White South Africans have chained themselves to the statues of colonial-era leaders to protest against them being vandalised or removed.
Crowds rallied at the statues of Paul Kruger in the capital, Pretoria, and Jan van Riebeeck in Cape Town, saying they were part of their heritage
Black protesters have been defacing colonial-era statues, describing them as racist symbols.
White minority rule ended in South Africa in 1994.
The spate of attacks on statues began last month at the University of Cape Town, where excrement was poured over a monument to 19th Century British colonialist Cecil Rhodes.
Kruger, a contemporary of Rhodes, was an Afrikaner leader known for his opposition to the British in South Africa.

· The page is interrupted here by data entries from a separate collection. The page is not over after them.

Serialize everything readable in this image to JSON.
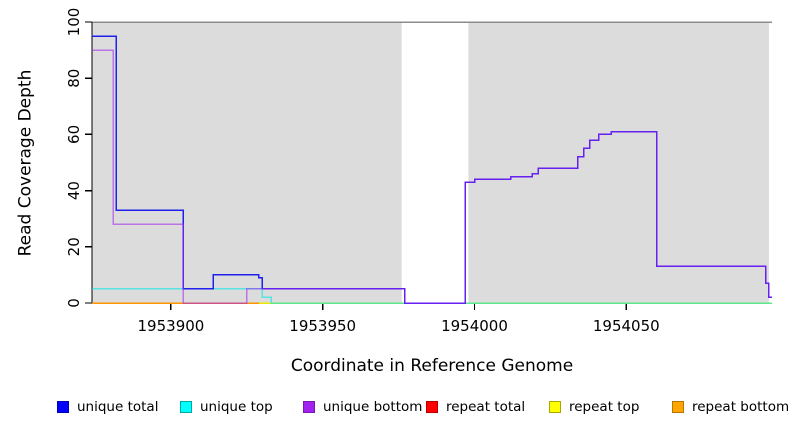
{
  "chart_data": {
    "type": "line",
    "step": "post",
    "title": "",
    "xlabel": "Coordinate in Reference Genome",
    "ylabel": "Read Coverage Depth",
    "xlim": [
      1953874,
      1954098
    ],
    "ylim": [
      0,
      100
    ],
    "x_ticks": [
      1953900,
      1953950,
      1954000,
      1954050
    ],
    "y_ticks": [
      0,
      20,
      40,
      60,
      80,
      100
    ],
    "grid": false,
    "legend_position": "bottom",
    "axis_color": "#000000",
    "top_border_color": "#8C8C8C",
    "background_regions": [
      {
        "x0": 1953874,
        "x1": 1953976,
        "color": "#DCDCDC"
      },
      {
        "x0": 1953998,
        "x1": 1954097,
        "color": "#DCDCDC"
      }
    ],
    "draw_order": [
      3,
      4,
      5,
      1,
      0,
      2
    ],
    "series": [
      {
        "name": "unique total",
        "color": "#2020EE",
        "opacity": 1,
        "points": [
          [
            1953874,
            95
          ],
          [
            1953882,
            33
          ],
          [
            1953904,
            5
          ],
          [
            1953914,
            10
          ],
          [
            1953929,
            9
          ],
          [
            1953930,
            5
          ],
          [
            1953977,
            0
          ],
          [
            1953997,
            43
          ],
          [
            1954000,
            44
          ],
          [
            1954012,
            45
          ],
          [
            1954019,
            46
          ],
          [
            1954021,
            48
          ],
          [
            1954034,
            52
          ],
          [
            1954036,
            55
          ],
          [
            1954038,
            58
          ],
          [
            1954041,
            60
          ],
          [
            1954045,
            61
          ],
          [
            1954060,
            13
          ],
          [
            1954096,
            7
          ],
          [
            1954097,
            2
          ],
          [
            1954098,
            2
          ]
        ]
      },
      {
        "name": "unique top",
        "color": "#00E8E8",
        "opacity": 0.6,
        "points": [
          [
            1953874,
            5
          ],
          [
            1953930,
            2
          ],
          [
            1953933,
            0
          ],
          [
            1954098,
            0
          ]
        ]
      },
      {
        "name": "unique bottom",
        "color": "#A020F0",
        "opacity": 0.55,
        "points": [
          [
            1953874,
            90
          ],
          [
            1953881,
            28
          ],
          [
            1953904,
            0
          ],
          [
            1953925,
            5
          ],
          [
            1953977,
            0
          ],
          [
            1953997,
            43
          ],
          [
            1954000,
            44
          ],
          [
            1954012,
            45
          ],
          [
            1954019,
            46
          ],
          [
            1954021,
            48
          ],
          [
            1954034,
            52
          ],
          [
            1954036,
            55
          ],
          [
            1954038,
            58
          ],
          [
            1954041,
            60
          ],
          [
            1954045,
            61
          ],
          [
            1954060,
            13
          ],
          [
            1954096,
            7
          ],
          [
            1954097,
            2
          ],
          [
            1954098,
            2
          ]
        ]
      },
      {
        "name": "repeat total",
        "color": "#DD0000",
        "opacity": 1,
        "points": [
          [
            1953874,
            0
          ],
          [
            1954098,
            0
          ]
        ]
      },
      {
        "name": "repeat top",
        "color": "#E8E800",
        "opacity": 1,
        "points": [
          [
            1953874,
            0
          ],
          [
            1954098,
            0
          ]
        ]
      },
      {
        "name": "repeat bottom",
        "color": "#FF9500",
        "opacity": 1,
        "points": [
          [
            1953874,
            0
          ],
          [
            1953929,
            0
          ]
        ]
      }
    ],
    "legend": [
      {
        "label": "unique total",
        "fill": "#0000FF",
        "border": "#0000B8"
      },
      {
        "label": "unique top",
        "fill": "#00FFFF",
        "border": "#00A8A8"
      },
      {
        "label": "unique bottom",
        "fill": "#A020F0",
        "border": "#7718B0"
      },
      {
        "label": "repeat total",
        "fill": "#FF0000",
        "border": "#B80000"
      },
      {
        "label": "repeat top",
        "fill": "#FFFF00",
        "border": "#A8A800"
      },
      {
        "label": "repeat bottom",
        "fill": "#FFA500",
        "border": "#B87400"
      }
    ]
  }
}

Van Riebeeck was a Dutch coloniser who arrived in South Africa on 5 April 1652.
A white protester at his statue held a placard which read: “Hands off our heritage. This is genocide.”
South Africa’s leftwing Economic Freedom Fighters (EFF) party has backed the campaign to remove the statues.
“All these statues must go down,” its spokesman Mbuyseni Ndlozi said earlier this week.
“We need to craft a new symbolism to remember and commemorate the colonial and apartheid past that is not based only on icons of white supremacy like Jan van Riebeeck and Paul Kruger but shows freedom fighters, black and white, who opposed it.”
Government officials have condemned the attacks on statues, and say a decision on their future will be taken only after consulting all groups.